Da die Kläger durch die Pflichtmitgliedschaft in der Krankenversicherung der Rentner (KVdR) in einen anderen Kreis der Versicherten einbezogen worden waren, können sie sich auf das Recht der freiwilligen Mitglieder, denen zuletzt allein gemäß § 13 Abs. 2 SGB V die Möglichkeit zur Kostenerstattung eingeräumt worden war, nicht mehr berufen. Mit der Gesetzesänderung bereits zum 1. Januar 1993 war die früher geübte und satzungsrechtliche Praxis der Beklagten, auch Pflichtmitgliedern die Möglichkeit zur Kostenerstattung einzuräumen, unzulässig geworden, weshalb die Beklagte gehalten und verpflichtet war, den nach dem Gesetz geänderten Zustand, der eine wesentliche Änderung i.S.d. § 48 SGB X darstellt, auch gegenüber den Klägern ausdrücklich festzustellen. Das Bundessozialgericht (vgl. u.a. zuletzt BSG, Beschluss vom 15. April 1997 – 1 BK 31/96) hat wiederholt auch am Sachleistungsprinzip festgehalten und entschieden, daß eine Verpflichtung der Krankenkasse zur Kostenerstattung ausgeschlossen ist, wenn der Versicherte sich die Leistung selbst beschafft. Den Klägern war deshalb die Möglichkeit zur Kostenerstattung generell verwehrt, was sich lediglich durch die zwischenzeitlich eingeführte Erprobungsregelung auch für Pflichtversicherte wieder geändert hat. Die Möglichkeit zur Kostenerstattung im Rahmen der Erprobungsregelung hat die Beklagte – wie im Berufungsverfahren nochmals bestätigt – den Klägern auch eingeräumt (§ 64 a.F. SGB V).

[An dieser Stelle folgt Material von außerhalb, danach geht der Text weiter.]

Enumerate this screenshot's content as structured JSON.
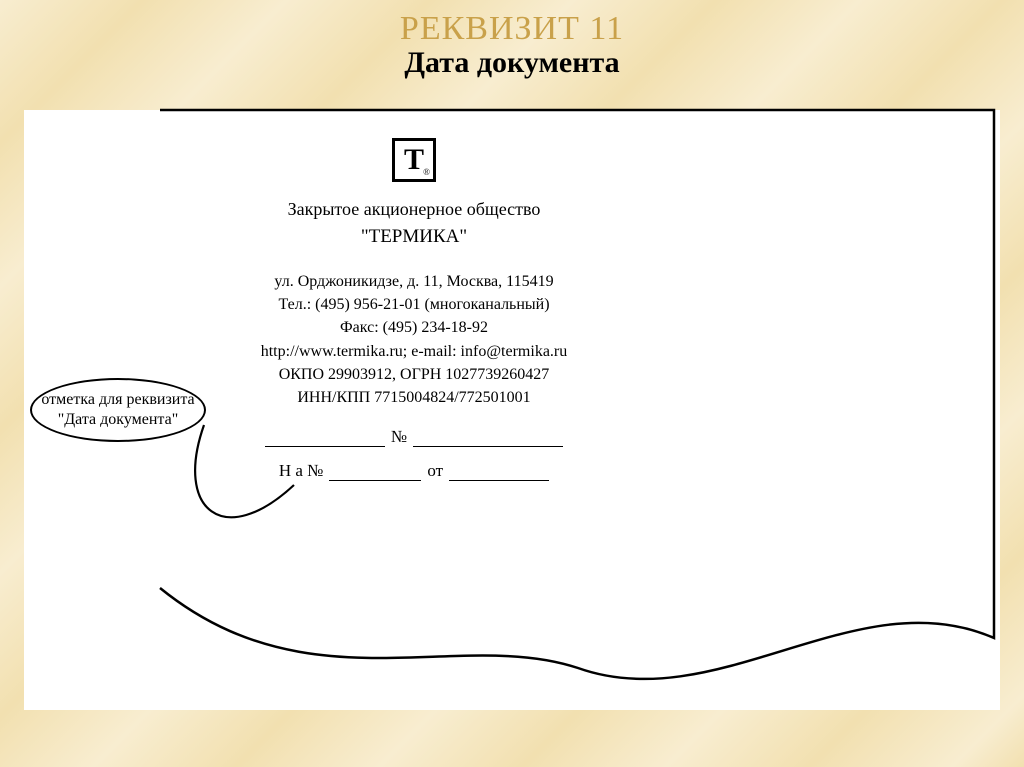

Die Versicherten – hier die Kläger – haben aber immer nur die freie Arztwahl unter den zur vertragsärztlichen Versorgung zugelassenen Ärzten (Vertragsärzte bzw. Vertragszahnärzte). Andere Ärzte dürfen nur in Notfällen (vgl. § 13 Abs. 3 a.F. SGB V) in Anspruch genommen werden. Wie das BSG (vgl. u.a. Urteil vom 10. Mai 1995 – 1 RK 14/94), dessen Rechtsprechung der Senat wiederholt gefolgt ist, ausgeführt hat, ergibt sich dies insbesondere aus § 76 Abs. 1 SGB V. Danach können die Versicherten (auch freiwillig Versicherte) nur unter den zur vertragsärztlichen Versorgung zugelassenen, den ermächtigten Ärzten, ermächtigten ärztlich geleiteten Einrichtungen, den Zahnkliniken der Krankenkassen, den Eigeneinrichtungen der Krankenkassen nach § 140 Abs. 2 Satz 2 SGB V, den nach § 72 a Abs. 3 SGB V vertraglich zur ärztlichen Behandlung verpflichteten Ärzten und Zahnärzten, sowie den zum ambulanten Operieren zugelassenen Krankenhäusern frei wählen. Andere Ärzte dürfen nur in gesetzlich normierten Notfällen in Anspruch genommen werden (§ 76 Abs. 1 Satz 2 SGB V). Diese Regelung gilt, wie der Wortlaut (“Die Versicherten”) deutlich macht, sowohl für Pflichtversicherte als auch für freiwillig Versicherte, und zwar nicht nur, soweit die Krankenkassen nach § 2 Abs. 1 Satz 1 SGB V den Versicherten die im 3. Kapitel genannten Leistungen zur Verfügung stellen, also bei der Gewährung von Sachleistungen, sondern auch für die Kostenerstattung (z.B. bei der Erprobungsregelung). Eine freie Wahl unter allen approbierten Ärzten ließe sich auch nicht mit dem bisherigen System der sozialen Krankenversicherung vereinbaren (vgl. BT-Drucksache 12/3608, S. 76), denn nicht zugelassene Ärzte unterliegen nicht dem Wirtschaftlichkeitsgebot des § 12 Abs. 1 SGB V. Danach müssen die Leistungen ausreichend, zweckmäßig und wirtschaftlich sein und sie dürfen das Maß des Notwendigen nicht überschreiten. Bei dieser Sach- und Rechtslage konnte auch für die Kläger kein Vertrauenstatbestand entstehen, denn bei den vorliegenden Gesetzesänderungen gibt es keinen Vertrauensschutz für die Zukunft.

Im übrigen wird – auch hinsichtlich evtl. Fristen gemäß §§ 45 und 48 SGB X – zur Vermeidung von Wiederholungen Bezug auf die zutreffenden Entscheidungsgründe des Sozialgerichts genommen (§ 153 Abs. 2 SGG).

Die Kostenentscheidung ergibt sich aus § 193 SGG.

Die Revision ist nicht zuzulassen, da die Voraussetzungen des § 160 Abs. 2 Nrn. 1 und 2 SGG nicht vorliegen.